Mould making → Wax Pattern Making → Pattern Assembly → Shell Making→ Dewaxing → Metal Melting and Pouring → Cooling and Knockout → Cut-off and Grinding → Heat Treatment→CNC Machining→Anodizing→inspection & Packaging

 

FAQs

Q1. Why is investment casting chosen over die casting for this metering device frame?

Investment casting produces near-net-shape parts with finer surface detail and more design freedom for complex geometries than HPDC, and is better suited to the EN AC-42200 alloy specified for this frame—an alloy compatible with T6 heat treatment that HPDC alloys typically cannot undergo. For a precision instrument frame where the ISO 2768-mH geometric tolerance grade and structural strength must both be met at 2.5mm minimum wall thickness, investment casting provides the density, alloy flexibility, and blank accuracy that die casting cannot match at this scale.

Q2. What caused the 60% incomplete filling rate in early samples, and how was it resolved?

The 2.5–3mm wall thickness left insufficient time for the aluminum melt to fill all features before solidification—a fluidity challenge amplified in investment casting by the ceramic shell's thermal extraction. Three measures resolved it: raising pouring temperature to improve melt fluidity, optimizing the gating system with radius transitions at runner corners to reduce turbulence and energy loss, and increasing shell mold preheating temperature. The combined effect brought the incomplete filling defect rate below 1%.

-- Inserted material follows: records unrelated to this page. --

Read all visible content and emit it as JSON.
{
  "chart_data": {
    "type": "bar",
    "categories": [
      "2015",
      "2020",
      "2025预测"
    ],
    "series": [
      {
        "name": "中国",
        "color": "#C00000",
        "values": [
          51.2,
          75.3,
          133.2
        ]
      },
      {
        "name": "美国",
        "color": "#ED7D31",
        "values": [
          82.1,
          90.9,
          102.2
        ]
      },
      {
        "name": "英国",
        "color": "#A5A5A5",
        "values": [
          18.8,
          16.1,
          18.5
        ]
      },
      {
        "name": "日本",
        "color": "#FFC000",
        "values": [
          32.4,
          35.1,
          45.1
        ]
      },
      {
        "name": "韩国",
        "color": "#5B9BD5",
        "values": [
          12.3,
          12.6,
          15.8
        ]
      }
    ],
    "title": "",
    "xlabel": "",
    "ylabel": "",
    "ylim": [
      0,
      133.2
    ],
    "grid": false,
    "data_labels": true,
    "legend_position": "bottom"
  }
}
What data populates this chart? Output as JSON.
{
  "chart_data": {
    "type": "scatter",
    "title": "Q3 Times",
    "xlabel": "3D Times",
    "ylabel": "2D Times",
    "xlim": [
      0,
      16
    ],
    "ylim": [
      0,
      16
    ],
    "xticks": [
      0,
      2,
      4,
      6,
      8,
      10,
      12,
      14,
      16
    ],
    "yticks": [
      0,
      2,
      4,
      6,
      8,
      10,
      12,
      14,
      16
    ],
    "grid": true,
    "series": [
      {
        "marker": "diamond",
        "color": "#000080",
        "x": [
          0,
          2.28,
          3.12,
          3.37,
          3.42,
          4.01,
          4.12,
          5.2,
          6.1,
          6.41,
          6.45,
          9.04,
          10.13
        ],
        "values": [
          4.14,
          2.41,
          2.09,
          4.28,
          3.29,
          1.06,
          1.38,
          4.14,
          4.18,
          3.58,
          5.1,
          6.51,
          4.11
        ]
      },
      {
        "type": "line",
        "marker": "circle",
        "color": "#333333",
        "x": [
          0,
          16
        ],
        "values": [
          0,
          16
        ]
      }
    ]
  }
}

Q3. How did T6 heat treatment cause deformation, and how was it corrected?

During solution quenching, the frame's varying wall thicknesses and elongated geometry cooled at different rates, causing differential contraction that produced flatness deviations of 0.6–1.0mm. This was addressed by optimizing the part's entry angle and placement during quenching to improve uniformity, and by developing a dedicated calibration fixture applied after heat treatment to correct the deformation based on the casting's specific distortion pattern. After validation, deformation was fully brought within the required geometric tolerance H standard.

Q4. What does the ISO 2768-mH tolerance grade mean for a precision instrument frame?

ISO 2768-mH combines medium (m) general dimensional tolerance with the H class for geometric tolerances—the most precise geometric tolerance class in the standard, covering straightness, flatness, perpendicularity, parallelism, and symmetry. For a metering instrument frame that must precisely locate and protect internal sensing components, H-class geometric tolerances ensure the frame's reference surfaces and mounting features are accurate enough that assembly errors do not shift the instrument's calibrated zero point or introduce measurement bias.

Q5. Why is anodizing used as the surface finish rather than powder coating for this instrument frame?

Anodizing forms a hard, thin aluminum oxide layer (typically 10–25µm) that is integral to the part surface rather than a separate coating layer—making it dimensionally far more predictable than powder coating and ensuring it does not affect the tight geometric tolerances achieved through CNC machining. For a precision instrument frame where mating surfaces and mounting interfaces must maintain their exact dimensions after surface treatment, anodizing's controlled, uniform thickness is essential. It also provides good corrosion resistance and a consistent appearance appropriate for precision instrumentation.